Wednesday, January 21, 2009

Pet peeve

Damn this irritates me.

So I'm catching a few minutes of "Mythbusters" before I crash. Apparently Jamie's going to do a drunk thing, using a "Mythbusters"-labelled bottle that is rather obviously an over-labelled Maker's Mark. And the others are demonstrating that they golf like me.

Anyway, cut to a commercial. And a mispronunciation that irritates me no end, and I've heard it many times in illiterate commercials. "Real-tore".

It's NOT, dammit! It's "real't[schwa]r*.

*Sorry, don't feel like looking up how to render a schwa here. Suffice to say that onscreen it looks like an upside-down "e".

6 comments:

Anonymous said...

Mine? The stupid furniture-places that don't get that "suite" is pronounced "sweet" and not "suit."

"Bedroom suits on sale!"

No. no no no no no no.

There's another one that makes me grind my teeth every time I hear it but I've managed to repress the memory of the particular word and advertisement.

The Fifth String said...

"Bedroom suits on sale!"

In all fairness, they may have been selling actual bedroom suits to gullible people.

Anonymous said...

Oh there are so many of these little irritants out there!

The one that has bugged me lately is the phenomenon of the silent "h". For example pronouncing the word "human" as u-man. I HATE this!

So does anyone know a u-man real-tore who can hook me up with a new house for my bedroom suit?

WV: liescuod - a group of super heroes assigned to investigate the truth across America. The Liescuod.

Kate P said...

I've also heard "real-ih-ter." How they get three syllables out of that is beyond me.

Laura(southernxyl) said...

Yeah, I was going to say that back home it was "realator". I guess that's like "nucular".
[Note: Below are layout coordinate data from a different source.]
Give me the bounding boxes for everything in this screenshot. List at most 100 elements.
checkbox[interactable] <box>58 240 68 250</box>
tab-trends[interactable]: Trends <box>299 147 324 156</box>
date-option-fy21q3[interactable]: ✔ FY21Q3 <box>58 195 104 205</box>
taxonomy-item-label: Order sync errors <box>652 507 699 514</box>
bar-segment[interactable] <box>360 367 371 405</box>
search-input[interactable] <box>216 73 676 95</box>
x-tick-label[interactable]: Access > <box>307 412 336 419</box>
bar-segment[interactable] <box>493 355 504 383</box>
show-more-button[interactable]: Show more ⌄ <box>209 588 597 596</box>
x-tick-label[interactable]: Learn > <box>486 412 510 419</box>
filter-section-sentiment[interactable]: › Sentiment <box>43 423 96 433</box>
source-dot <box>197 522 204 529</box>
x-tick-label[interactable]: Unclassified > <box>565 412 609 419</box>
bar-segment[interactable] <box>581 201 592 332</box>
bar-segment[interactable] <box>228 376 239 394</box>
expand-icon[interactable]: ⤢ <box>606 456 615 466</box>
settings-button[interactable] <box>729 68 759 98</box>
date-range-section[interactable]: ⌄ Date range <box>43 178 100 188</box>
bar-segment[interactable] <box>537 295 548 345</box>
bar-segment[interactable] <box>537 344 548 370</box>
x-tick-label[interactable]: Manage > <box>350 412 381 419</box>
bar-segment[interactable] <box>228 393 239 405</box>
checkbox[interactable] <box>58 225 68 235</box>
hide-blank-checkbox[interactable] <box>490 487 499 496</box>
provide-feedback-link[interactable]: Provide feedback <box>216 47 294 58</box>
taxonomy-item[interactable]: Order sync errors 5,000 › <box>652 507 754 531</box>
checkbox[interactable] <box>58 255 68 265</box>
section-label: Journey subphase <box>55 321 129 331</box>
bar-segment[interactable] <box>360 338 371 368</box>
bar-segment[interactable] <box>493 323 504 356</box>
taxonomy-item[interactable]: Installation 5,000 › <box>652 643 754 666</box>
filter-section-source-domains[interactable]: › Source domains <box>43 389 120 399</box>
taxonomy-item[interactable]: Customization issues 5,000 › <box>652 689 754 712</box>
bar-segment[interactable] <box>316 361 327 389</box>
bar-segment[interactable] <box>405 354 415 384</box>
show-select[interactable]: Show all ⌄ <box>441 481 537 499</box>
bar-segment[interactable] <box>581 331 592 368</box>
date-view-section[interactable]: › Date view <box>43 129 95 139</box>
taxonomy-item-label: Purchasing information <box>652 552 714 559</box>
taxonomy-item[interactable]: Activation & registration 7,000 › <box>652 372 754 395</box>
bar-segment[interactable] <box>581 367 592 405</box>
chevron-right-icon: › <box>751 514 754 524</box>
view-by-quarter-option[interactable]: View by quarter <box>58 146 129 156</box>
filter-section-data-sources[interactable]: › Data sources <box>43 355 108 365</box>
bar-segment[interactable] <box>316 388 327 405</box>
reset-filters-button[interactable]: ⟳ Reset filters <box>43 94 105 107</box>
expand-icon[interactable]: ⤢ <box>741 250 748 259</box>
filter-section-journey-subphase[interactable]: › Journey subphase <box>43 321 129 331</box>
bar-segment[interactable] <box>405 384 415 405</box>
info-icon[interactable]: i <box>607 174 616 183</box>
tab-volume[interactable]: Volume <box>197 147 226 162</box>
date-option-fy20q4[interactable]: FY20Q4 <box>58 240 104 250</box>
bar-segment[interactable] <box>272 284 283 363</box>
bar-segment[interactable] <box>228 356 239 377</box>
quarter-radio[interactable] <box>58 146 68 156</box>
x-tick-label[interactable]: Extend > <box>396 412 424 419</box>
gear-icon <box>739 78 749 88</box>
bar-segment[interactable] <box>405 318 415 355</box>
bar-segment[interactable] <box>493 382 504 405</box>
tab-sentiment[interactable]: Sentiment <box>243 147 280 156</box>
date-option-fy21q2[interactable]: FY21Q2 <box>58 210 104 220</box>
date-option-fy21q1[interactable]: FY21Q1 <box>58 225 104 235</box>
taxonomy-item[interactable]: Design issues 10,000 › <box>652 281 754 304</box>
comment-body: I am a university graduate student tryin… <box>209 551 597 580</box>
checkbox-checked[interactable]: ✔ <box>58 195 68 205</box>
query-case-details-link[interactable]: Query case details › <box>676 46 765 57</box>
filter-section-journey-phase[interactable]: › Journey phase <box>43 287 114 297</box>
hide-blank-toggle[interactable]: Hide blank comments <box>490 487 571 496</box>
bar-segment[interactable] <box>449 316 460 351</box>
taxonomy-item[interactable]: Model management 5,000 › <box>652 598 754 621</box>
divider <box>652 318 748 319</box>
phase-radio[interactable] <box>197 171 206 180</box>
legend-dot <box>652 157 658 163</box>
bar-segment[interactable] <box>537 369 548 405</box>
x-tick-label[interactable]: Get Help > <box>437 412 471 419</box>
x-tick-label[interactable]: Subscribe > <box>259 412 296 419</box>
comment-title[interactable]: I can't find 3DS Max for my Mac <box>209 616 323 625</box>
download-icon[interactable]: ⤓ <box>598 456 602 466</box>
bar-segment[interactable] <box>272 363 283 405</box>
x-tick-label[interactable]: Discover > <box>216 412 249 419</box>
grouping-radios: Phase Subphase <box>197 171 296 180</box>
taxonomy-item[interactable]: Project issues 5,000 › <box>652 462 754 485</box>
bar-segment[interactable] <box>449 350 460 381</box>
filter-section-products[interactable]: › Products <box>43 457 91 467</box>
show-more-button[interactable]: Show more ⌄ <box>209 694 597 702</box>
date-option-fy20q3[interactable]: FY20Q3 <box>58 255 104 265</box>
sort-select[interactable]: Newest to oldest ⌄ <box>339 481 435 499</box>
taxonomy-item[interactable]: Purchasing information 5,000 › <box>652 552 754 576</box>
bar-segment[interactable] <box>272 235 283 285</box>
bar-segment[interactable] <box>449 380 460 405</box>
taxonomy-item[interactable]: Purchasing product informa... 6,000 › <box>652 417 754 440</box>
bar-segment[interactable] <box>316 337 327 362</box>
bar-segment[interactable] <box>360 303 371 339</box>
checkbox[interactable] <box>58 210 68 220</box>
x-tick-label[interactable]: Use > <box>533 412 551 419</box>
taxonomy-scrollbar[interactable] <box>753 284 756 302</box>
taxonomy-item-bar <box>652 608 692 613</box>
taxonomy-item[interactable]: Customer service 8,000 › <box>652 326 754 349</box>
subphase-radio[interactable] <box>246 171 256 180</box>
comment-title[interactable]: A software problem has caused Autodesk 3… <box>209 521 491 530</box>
I know it's petty, but I dislike "Sears is having their [blah blah sale]". Is "Sears" singular or plural? Make up your mind.

The Fifth String said...

I hear you, ladies. For me it's not so much making three syllables out of "realtor" as where they put it. I could almost (almost, mind you) tolerate re-al-tor, but that syllable between the l and the t (where no vowel exists) is grounds for a beating.